The Great Paradox of Iraq

It has been there from the start and it still, frankly, confounds me. We were told by the president that the Iraq war was the critical battle in the war on terror, an effort of enormous stakes that we couldn't possibly lose. And then he went to war with half the troops necessary to win, with no plan for the aftermath, and refused to budge even when this became obvious to anyone with eyes and a brain. He says there is no greater friend or supporter of the troops, yet he sent them to do an impossible task, with insufficient numbers or support or even armor to accomplish the job. He said we face the equivalent of the Third World War and yet he has done nothing to increase the size of the military to meet the task. He said the invasion was to advance the principles of freedom and democracy, and yet he immediately abandoned those principles in our detention policy and has done more damage to the moral standing of the United States than anyone since the Vietnam war. He says he wants to build democracy, and yet he has gutted reconstruction funds, and withdrawn support for building democratic institutions. He said he will keep troops there until the job is done, and yet sustains a policy to draw down the troops as soon as possible.
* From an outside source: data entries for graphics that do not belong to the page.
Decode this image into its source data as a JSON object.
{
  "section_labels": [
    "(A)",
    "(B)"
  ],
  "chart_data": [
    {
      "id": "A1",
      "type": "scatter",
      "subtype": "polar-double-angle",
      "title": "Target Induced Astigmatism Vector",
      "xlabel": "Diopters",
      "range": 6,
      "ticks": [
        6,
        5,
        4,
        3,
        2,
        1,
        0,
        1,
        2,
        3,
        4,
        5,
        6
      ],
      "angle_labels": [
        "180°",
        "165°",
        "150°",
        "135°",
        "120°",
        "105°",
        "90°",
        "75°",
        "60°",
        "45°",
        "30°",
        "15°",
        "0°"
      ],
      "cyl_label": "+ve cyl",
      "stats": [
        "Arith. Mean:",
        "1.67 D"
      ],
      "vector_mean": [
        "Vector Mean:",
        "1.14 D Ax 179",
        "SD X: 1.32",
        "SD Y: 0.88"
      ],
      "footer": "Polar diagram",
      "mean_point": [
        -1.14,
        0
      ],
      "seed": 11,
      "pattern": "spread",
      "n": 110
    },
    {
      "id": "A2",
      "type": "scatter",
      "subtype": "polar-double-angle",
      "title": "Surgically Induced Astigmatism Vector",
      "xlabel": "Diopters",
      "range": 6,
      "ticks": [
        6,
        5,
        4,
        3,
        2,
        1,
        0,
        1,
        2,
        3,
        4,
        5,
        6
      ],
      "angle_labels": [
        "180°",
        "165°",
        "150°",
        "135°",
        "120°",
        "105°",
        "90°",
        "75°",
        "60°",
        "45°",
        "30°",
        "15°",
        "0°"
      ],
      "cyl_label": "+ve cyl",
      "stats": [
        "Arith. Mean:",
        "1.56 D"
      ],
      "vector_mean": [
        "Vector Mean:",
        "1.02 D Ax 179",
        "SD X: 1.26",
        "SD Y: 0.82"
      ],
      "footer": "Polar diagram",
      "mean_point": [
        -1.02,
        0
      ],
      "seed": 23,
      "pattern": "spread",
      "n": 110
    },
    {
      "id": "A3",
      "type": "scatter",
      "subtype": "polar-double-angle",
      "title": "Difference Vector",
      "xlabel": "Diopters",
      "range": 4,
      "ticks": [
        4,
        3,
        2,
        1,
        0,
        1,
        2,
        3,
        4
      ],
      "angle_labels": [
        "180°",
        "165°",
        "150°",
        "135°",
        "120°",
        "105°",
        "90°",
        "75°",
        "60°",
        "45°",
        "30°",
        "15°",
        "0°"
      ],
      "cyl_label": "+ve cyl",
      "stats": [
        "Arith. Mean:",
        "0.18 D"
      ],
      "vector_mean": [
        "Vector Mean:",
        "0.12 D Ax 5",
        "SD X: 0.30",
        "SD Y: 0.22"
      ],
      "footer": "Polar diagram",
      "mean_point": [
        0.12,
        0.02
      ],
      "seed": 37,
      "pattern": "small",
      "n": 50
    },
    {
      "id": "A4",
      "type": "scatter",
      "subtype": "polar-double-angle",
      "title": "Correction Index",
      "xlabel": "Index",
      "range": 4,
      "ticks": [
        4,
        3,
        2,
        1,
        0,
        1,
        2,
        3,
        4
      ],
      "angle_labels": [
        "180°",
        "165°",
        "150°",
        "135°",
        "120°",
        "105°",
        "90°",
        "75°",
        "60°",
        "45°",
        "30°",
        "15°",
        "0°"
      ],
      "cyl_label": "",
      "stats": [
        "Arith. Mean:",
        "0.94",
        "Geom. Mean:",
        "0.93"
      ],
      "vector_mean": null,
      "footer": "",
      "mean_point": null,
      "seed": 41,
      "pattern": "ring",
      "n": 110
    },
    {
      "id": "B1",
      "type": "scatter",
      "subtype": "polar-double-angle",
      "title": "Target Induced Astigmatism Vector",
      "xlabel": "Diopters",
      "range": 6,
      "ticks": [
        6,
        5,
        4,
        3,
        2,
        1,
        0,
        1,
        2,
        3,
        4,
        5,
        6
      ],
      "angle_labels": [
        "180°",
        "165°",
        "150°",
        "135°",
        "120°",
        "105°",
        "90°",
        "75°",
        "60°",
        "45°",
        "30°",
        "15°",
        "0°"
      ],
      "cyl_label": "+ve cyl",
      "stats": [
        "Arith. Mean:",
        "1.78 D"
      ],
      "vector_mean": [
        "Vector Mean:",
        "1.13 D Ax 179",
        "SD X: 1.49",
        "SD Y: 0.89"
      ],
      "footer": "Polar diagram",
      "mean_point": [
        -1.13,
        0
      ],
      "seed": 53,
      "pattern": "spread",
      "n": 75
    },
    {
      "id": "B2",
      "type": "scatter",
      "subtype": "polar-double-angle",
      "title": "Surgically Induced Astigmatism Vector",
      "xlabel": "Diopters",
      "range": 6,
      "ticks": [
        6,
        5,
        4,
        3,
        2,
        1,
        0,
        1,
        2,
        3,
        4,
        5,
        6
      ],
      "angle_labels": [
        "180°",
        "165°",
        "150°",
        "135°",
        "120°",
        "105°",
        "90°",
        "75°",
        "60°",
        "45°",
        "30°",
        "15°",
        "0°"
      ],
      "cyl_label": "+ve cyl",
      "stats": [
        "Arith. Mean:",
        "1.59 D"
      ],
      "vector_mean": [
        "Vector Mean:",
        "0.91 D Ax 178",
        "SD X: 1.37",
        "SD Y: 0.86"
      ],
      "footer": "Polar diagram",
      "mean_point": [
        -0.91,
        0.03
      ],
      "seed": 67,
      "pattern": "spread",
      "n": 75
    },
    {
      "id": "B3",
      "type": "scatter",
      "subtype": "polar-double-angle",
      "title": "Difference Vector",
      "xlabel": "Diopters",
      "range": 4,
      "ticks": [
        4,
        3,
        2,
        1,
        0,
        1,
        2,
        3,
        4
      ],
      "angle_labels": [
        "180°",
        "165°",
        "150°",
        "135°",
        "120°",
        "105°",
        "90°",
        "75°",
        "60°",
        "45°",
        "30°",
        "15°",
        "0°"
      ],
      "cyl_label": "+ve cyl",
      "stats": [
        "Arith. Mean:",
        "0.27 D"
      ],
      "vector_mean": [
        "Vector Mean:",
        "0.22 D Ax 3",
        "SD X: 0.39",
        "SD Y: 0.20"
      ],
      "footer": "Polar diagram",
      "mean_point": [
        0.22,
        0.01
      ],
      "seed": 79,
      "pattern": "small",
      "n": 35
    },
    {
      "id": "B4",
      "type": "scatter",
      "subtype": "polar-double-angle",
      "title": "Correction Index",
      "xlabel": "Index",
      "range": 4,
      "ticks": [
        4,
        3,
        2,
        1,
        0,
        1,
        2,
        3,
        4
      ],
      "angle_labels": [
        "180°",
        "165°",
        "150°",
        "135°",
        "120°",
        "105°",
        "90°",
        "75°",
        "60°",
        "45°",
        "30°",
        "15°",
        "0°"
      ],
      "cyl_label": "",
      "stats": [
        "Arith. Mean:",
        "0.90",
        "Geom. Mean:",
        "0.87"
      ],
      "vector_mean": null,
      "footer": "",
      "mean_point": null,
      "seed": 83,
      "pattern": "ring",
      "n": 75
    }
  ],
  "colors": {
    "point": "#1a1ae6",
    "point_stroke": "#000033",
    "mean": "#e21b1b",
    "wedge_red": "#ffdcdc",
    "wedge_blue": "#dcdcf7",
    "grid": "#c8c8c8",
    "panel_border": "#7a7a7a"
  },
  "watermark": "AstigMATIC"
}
There has always been a military solution to Iraq. There still is, as Fred Kagan recently showed in a long article in the Weekly Standard. It just required resources to achieve it, to pacify a post-totalitarian society, provide order and the context in which politics can happen. The American public would have approved the resources necessary, and made sacrifices if asked. And yet Bush has deliberately and by conscious choice allowed anarchy and terror to decimate Iraqi civil society. None of this helps the war; and none of it helps him. There are many times when I am simply baffled by the whole farce. Is he this stupid? Is he this blind? Or was this never a serious venture? Did Cheney and Rumsfeld never want to build a democracy in Iraq, just reduce it to rubble and chaos, while ensuring that Saddam could get no WMDs? Even now, I have no idea. But something here doesn't add up. Incompetence doesn't quite capture the enormity of the failure or the incoherence of the project. And so we stagger on, desperate for hope, but forced to confront the worst-managed war since Vietnam. Except the stakes are far, far higher than Vietnam. And the consequences of failure close to existential. I know that in part because Bush keeps telling us. Is he lying? Or is he just drowning in a job that he is simply unable to do?